A Great Old Story with an Intriguing New Look
By Charles Kelley
RIGA, Latvia – I wish you could have been there. This past Saturday evening John Bunyan’s classic Pilgrim’s Progress was unveiled in modern Latvian. The number two best-selling book of all time (next to the Bible), Pilgrim’s Progress has been translated into more than 200 languages. Originally written in the late 17th century, it is regarded as one of the most significant works of English literature.
The story is an allegory about a man called Christian, who goes on a spiritual journey, and meets many strange people. Christian is an ‘everyman’ character: he represents the reader or any ordinary person. Eventually he gets to the Celestial City. The strange people he meets are characters who represent good and bad things in life.

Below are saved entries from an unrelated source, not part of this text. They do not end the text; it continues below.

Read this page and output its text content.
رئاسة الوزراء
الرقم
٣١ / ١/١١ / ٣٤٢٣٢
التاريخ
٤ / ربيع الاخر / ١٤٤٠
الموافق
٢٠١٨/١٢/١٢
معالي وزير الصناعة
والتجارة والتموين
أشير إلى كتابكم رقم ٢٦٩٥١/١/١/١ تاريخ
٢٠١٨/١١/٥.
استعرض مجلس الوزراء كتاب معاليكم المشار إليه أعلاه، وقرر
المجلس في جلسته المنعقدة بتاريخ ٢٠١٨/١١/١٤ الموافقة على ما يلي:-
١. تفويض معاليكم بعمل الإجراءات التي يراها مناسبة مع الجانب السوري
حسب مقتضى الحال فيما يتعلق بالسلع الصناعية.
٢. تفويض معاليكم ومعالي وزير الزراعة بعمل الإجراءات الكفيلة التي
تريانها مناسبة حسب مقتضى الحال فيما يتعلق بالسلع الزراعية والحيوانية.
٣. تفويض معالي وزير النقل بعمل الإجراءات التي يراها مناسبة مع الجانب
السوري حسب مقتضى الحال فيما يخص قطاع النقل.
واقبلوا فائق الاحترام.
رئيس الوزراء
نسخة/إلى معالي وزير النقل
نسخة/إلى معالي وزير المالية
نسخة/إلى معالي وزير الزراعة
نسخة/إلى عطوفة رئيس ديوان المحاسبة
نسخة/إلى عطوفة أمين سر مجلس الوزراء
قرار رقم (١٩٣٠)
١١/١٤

Bunyan began his work while in the Bedfordshire county jail for holding of religious services outside the auspices of the established Church of England. The original title of the book was The Pilgrim’s Progress from This World to That Which Is to Come; Delivered under the Similitude of a Dream.
Pilgrim’s Progress was first translated from a German translation into Latvian in 1729. Several other “new” translations have been completed over the years. This new translation, done by Lutheran pastor/journalist, Dzidzis Melkis, is excellent for modern readers.
My role was to find just the right artist who would create illustrations that communicate to a modern readership. My good friend and teacher, Kaspars Zarins, from the Latvian Academy of Art, agreed. He is one of Latvia’s most renowned painters. He created 20 fresh portraits of key characters, capturing the essence of each. His paintings have just been exhibited in Riga and have been highly acclaimed.
A missionary couple from England, Malcolm and Ruth Firth initiated this project. They have worked on it for several years. A Reformed missionary couple from Georgia, Robert and Jeanne Smith, have also helped very much. These folks have been a joy to work with.
Because of the artist’s notoriety, one of the strongest publishing houses in Latvia agreed to publish the book. This house also owns Latvia’s largest newspaper and can easily market and distribute the book. The plan is for the new book and paintings to be featured traveling exhibitions in schools and libraries countrywide.